Sıradaki gözlem Riva-Şile-Ağva kıyıları.İstanbulun turistlik
mekanları olan,güzellikleri tartışılmaz üç alanın KOSKSuna ilk
başlangıcı yerlerde gezinip toprak didikleyen şahinler ile yaptık.Daha
sonra meşhur Pufla Adası nı saymak için yola koyulduk.Normal
şartlarda baharda gittiğinizde bile Karadenizin rüzgarının içinizi
dondurması gerekirken,KOSKS günü denizden esen rüzgar bile yoktu.Rivaya
bahar gelmiş denebilirdi hatta,bazı böcekler toprakaltını terk
etmiş,papatyalar çiçek açmış.Şilede Tepeli Karabatak yuvalarına
gittiğimizde ısınmanın etkisini bir de orada gördük.Baş sayımcımız
tarafından Tepeli Karabatakların kuluçka dönemi için bile erken olduğu
duyduğumuz Ocak ortasında bir çok Tepeli Karabatak kuluçkaya yatmıştı.Bu
hafta gelen soğukların etkisi bu bahar havasının getirilerine nasıl
etki eder,orası işin daha sıkıntılı bölümü olsa gerek.Bu arazinin ise
bizi en çok heyecanlandıran kısmı Ağvaya giderken bir koyda gördüğümüz
Kum Zambaklarıydı.
Üçüncü KOSKSumuz Büyükçekmece Gölü.Ördek görmek için gidilebilecek
en iyi ve ulaşımı en kolay noktalardan.Sayıma ellerimiz üşümeden
başlamamız hepimizi şaşırttı;KOSKS öncesi eğitiminde bile soğuk içimize
işlerken 2 hafta sonra kışın merkezinde soğuktan eser yoktu.Bu da ördek
sayısını bir hayli
etkiledi;kaşıkgaga,çamurcun,yeşilbaş,kılkuyruk,suna,fiyu,tepeli ve
elmabaş patka haricinde ördek türümüz yoktu o gün.Büyükçekmecenin en
öne çıkan özelliği ise yasak avcılık ile savaşa birebir şahit olma
şansımız olsa gerek.DKMP nin araç desteği sayesinde,onlarla birlikte 5
adet balıkçının ağını toplattık sudan.Türkiyedeki tüm iç sularda ağ ile
balıkçılık yapılması yasak olmasına rağmen,balıkçılar birçok noktaya
ağlarını sermişlerdi.Siz de bu şekilde bir durumla karşılaşırsanız DKMP
ye ulaşarak şikayet edebilirsiniz-hatta ediniz.Büyükçekmecenin
güzelleri arasında ise Kara Sırtlı Martının alt türlerinden
Heuglininin bizi arazide bekliyor oluşuydu kuşkusuz.

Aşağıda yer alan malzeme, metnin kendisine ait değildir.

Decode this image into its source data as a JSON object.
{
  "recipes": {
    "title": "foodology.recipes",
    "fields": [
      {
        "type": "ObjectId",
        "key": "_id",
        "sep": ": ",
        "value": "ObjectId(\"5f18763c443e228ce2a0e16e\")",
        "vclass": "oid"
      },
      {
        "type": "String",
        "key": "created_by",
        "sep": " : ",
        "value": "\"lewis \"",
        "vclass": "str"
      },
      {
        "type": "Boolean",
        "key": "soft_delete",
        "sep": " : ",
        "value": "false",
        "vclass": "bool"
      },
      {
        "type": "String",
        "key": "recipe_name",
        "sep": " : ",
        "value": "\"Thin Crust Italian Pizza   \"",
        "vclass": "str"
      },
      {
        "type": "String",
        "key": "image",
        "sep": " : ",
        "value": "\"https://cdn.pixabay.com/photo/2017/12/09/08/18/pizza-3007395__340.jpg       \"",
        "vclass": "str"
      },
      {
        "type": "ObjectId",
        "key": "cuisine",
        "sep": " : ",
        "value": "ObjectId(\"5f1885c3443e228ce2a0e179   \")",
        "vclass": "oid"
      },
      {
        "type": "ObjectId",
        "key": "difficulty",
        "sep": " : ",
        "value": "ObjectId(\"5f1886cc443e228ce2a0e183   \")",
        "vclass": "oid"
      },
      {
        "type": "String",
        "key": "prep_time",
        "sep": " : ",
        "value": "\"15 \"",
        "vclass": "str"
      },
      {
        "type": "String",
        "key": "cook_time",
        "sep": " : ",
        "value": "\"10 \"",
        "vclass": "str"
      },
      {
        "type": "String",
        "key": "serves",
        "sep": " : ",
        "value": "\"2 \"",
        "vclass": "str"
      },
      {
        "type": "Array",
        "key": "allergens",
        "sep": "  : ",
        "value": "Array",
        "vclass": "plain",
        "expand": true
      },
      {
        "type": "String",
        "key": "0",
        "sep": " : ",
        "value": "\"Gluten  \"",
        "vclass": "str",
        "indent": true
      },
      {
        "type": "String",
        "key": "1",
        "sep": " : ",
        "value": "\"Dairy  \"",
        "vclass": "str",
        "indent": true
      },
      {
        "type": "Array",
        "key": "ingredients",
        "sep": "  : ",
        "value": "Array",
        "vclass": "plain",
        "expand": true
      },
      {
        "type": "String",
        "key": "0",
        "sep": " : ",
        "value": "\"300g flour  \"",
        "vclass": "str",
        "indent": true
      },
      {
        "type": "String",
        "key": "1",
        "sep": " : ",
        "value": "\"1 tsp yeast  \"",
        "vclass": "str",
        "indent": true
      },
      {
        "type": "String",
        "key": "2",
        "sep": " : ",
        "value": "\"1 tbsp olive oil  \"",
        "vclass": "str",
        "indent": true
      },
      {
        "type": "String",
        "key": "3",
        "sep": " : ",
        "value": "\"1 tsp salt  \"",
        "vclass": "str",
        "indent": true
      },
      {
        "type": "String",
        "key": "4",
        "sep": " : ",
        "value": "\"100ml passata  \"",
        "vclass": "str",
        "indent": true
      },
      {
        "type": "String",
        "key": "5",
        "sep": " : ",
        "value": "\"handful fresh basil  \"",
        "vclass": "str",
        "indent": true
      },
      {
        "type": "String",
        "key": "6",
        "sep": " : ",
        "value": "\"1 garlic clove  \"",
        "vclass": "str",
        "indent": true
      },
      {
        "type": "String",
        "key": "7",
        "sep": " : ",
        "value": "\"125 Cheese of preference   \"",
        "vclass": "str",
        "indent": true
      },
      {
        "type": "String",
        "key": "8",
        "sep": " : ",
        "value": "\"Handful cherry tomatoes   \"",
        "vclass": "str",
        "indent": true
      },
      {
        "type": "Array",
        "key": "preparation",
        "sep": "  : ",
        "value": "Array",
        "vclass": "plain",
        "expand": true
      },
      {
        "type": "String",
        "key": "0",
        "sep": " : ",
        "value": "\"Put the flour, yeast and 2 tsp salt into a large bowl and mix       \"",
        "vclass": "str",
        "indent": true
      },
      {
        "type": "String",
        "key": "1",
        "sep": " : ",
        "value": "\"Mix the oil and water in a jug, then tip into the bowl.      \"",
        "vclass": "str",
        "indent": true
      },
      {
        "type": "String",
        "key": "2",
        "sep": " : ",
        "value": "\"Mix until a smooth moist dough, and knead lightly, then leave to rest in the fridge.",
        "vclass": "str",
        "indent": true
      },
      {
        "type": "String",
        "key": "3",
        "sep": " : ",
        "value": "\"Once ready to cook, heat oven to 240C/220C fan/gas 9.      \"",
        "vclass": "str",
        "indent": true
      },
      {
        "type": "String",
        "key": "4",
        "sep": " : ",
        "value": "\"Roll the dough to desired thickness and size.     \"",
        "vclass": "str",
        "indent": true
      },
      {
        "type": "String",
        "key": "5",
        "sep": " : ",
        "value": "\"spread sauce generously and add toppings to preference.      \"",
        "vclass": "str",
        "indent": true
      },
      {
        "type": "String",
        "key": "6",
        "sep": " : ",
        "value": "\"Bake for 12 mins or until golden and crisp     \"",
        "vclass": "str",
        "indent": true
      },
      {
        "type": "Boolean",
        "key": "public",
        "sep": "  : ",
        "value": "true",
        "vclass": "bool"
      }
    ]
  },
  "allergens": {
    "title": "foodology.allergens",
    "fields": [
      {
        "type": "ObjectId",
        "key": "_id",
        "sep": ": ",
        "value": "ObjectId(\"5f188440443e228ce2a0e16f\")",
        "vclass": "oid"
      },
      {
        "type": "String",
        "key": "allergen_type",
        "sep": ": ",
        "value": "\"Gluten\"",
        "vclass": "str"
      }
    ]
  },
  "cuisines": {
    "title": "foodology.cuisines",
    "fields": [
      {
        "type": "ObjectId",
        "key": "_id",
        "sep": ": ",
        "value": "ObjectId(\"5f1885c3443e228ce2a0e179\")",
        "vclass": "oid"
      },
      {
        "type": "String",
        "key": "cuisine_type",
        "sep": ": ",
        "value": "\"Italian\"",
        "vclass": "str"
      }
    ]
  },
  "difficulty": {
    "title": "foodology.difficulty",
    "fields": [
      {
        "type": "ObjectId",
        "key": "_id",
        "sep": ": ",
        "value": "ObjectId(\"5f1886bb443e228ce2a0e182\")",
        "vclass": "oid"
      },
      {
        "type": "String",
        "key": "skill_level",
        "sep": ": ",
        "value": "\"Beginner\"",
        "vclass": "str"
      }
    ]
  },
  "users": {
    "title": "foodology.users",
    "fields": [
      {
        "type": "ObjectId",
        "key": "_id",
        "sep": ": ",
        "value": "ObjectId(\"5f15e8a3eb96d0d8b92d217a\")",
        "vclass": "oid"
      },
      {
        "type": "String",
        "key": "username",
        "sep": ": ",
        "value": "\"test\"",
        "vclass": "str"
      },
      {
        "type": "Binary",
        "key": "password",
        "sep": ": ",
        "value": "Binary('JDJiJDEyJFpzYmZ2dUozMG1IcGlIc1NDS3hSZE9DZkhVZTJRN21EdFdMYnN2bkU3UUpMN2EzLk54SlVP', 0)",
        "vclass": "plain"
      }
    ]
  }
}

Son gözlemimiz,İğneada.Soğuklar gelsin diye tuttuğumuz onca dilek
kabul olmuştu İğneadada fakat ne yazık ki soğuklar KOSKS günü
geldiğinden dolayı tür sayısına olan etkisini biz değil bizden bir-iki
gün sonra giden gözlemciler daha iyi fark edeceklerdir.İlk
olarak,İğneada görsel olarak hepimizi büyüledi
diyebiliriz.Longozu,limanı,gölleri ve sayımın yarısını yapmamıza engel
olan subasar ormanları ile gitmenizi şiddetle tavsiye edeceğimiz bir
yer.Tepeli Patkaları ve Tarakdişleri güzel bir yakınlıktan izleme
fırsatı da verdi bize.Karadenizin şiddetli dalgalarını bir süre
dinledikten sonra,Mert Gölüne doğru yola çıktık.Mert Gölünde ise Ak
Kuyruklu Kartal ile Büyük Orman Kartalını aynı kare içinde
seyredebilmek ise KOSKSun en keyifli yanlarındandı.3. arazimize
giderken subasar ormana basan su bizim diğer tarafa geçmemizi
engellediğinden,gözlemimizi yarıda kesmemize sebep oldu.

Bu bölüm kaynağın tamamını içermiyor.